Shein sebelumnya dikenal sebagai salah satu pengubah permainan di industri fesyen global. Perusahaan itu mampu menghadirkan tren terbaru dalam hitungan hari dengan harga yang sangat terjangkau.
Strategi tersebut mendorong pertumbuhan pesat perusahaan. Selain itu, Shein berhasil menyaingi sejumlah raksasa fesyen seperti Zara dan H&M.
Pada puncaknya pada 2022, valuasi Shein mencapai sekitar US$98,2 miliar. Saat itu, perusahaan bahkan dipandang sebagai salah satu kandidat IPO terbesar di sektor ritel global.
Namun, rencana melantai di bursa tidak berjalan mulus. Shein menghadapi berbagai hambatan setelah upaya pencatatan saham di New York dan London gagal terwujud.
Kini, perusahaan yang didirikan di China itu memilih Hong Kong sebagai lokasi pencatatan saham. Meski begitu, valuasi yang diperoleh jauh lebih rendah dibanding beberapa tahun lalu.
Dalam IPO yang berlangsung pekan lalu, Shein berupaya menghimpun dana sekitar US$1,7 miliar. Karena itu, valuasi perusahaan kini berada di kisaran US$26 miliar.
Angka tersebut menunjukkan penurunan lebih dari 70 persen dibanding valuasi puncaknya pada 2022. Penurunan tajam itu mencerminkan perubahan pandangan investor terhadap prospek bisnis perusahaan.
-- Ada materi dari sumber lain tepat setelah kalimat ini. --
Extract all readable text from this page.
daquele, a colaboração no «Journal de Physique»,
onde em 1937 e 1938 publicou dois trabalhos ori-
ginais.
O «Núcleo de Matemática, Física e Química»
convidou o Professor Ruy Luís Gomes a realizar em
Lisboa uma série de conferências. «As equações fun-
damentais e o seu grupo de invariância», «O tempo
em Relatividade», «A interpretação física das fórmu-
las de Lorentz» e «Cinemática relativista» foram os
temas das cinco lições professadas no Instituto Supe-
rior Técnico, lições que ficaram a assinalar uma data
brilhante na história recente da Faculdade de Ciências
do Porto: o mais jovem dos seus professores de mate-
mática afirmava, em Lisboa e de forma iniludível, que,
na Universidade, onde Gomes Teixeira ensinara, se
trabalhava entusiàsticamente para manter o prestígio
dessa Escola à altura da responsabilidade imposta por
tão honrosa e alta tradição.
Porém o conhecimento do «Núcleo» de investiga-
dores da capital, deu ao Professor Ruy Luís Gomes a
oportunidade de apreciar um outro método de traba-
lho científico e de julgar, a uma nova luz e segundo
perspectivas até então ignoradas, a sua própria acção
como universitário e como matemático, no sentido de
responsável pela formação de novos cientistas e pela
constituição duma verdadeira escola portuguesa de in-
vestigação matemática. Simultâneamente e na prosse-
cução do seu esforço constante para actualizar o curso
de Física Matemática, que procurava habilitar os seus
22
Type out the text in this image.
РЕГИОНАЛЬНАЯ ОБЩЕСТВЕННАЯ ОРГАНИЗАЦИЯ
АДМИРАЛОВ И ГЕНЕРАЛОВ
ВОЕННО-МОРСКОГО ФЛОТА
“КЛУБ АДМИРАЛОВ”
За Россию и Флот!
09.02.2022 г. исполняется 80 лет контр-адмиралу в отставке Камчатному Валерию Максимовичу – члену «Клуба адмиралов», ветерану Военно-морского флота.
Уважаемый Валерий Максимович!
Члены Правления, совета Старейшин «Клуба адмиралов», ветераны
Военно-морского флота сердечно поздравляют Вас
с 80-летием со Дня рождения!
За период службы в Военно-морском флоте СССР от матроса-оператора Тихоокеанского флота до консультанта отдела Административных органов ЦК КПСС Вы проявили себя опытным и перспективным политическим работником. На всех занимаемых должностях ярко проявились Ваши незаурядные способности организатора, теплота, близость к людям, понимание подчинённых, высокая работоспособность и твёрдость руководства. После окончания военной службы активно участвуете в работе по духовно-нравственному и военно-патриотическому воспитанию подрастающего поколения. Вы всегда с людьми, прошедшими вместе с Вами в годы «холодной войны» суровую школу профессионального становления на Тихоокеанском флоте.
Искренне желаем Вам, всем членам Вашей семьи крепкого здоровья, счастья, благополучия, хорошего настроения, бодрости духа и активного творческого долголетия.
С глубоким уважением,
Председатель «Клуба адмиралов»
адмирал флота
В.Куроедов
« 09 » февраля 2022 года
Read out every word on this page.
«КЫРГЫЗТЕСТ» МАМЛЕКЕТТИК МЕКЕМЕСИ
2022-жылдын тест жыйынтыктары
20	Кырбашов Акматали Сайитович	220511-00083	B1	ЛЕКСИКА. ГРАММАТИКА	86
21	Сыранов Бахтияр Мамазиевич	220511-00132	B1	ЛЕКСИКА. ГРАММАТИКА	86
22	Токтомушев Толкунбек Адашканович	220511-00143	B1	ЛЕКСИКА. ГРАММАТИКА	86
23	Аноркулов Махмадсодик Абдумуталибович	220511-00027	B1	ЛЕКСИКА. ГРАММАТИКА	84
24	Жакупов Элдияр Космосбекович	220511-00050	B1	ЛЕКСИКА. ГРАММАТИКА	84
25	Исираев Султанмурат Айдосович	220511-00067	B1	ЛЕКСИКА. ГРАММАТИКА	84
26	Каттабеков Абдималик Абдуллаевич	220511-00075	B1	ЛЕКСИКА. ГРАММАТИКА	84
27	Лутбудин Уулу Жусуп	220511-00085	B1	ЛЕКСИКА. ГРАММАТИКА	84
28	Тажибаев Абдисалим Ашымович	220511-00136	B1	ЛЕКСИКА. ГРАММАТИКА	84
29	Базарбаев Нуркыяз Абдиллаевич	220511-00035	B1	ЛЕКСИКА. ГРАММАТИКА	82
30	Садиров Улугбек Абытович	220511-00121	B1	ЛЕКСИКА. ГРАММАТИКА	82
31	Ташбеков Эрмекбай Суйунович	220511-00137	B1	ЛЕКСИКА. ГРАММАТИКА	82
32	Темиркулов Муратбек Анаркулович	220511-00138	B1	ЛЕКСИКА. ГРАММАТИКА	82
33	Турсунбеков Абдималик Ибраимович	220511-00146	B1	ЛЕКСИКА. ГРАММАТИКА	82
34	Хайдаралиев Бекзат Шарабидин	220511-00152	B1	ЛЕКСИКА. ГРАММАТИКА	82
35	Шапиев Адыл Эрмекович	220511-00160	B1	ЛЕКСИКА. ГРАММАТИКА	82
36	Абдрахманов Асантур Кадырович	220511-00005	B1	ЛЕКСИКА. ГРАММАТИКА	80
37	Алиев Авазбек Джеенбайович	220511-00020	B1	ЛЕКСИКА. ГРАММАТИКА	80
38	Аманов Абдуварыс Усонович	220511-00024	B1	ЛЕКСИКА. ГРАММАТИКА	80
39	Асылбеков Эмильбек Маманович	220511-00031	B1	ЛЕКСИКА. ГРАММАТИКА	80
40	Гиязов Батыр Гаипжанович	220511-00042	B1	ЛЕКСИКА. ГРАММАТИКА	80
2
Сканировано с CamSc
Sementara itu, persaingan di sektor fesyen daring semakin ketat. Sejumlah pemain baru terus bermunculan dan menawarkan model bisnis serupa.
Selain itu, Shein juga menghadapi tekanan geopolitik di berbagai pasar utama. Perusahaan turut mendapat sorotan terkait isu keberlanjutan serta praktik ketenagakerjaan dalam rantai pasoknya.
Meski masih memiliki basis pelanggan yang besar, Shein kini harus meyakinkan investor bahwa model bisnisnya tetap mampu tumbuh dalam lingkungan yang semakin kompetitif.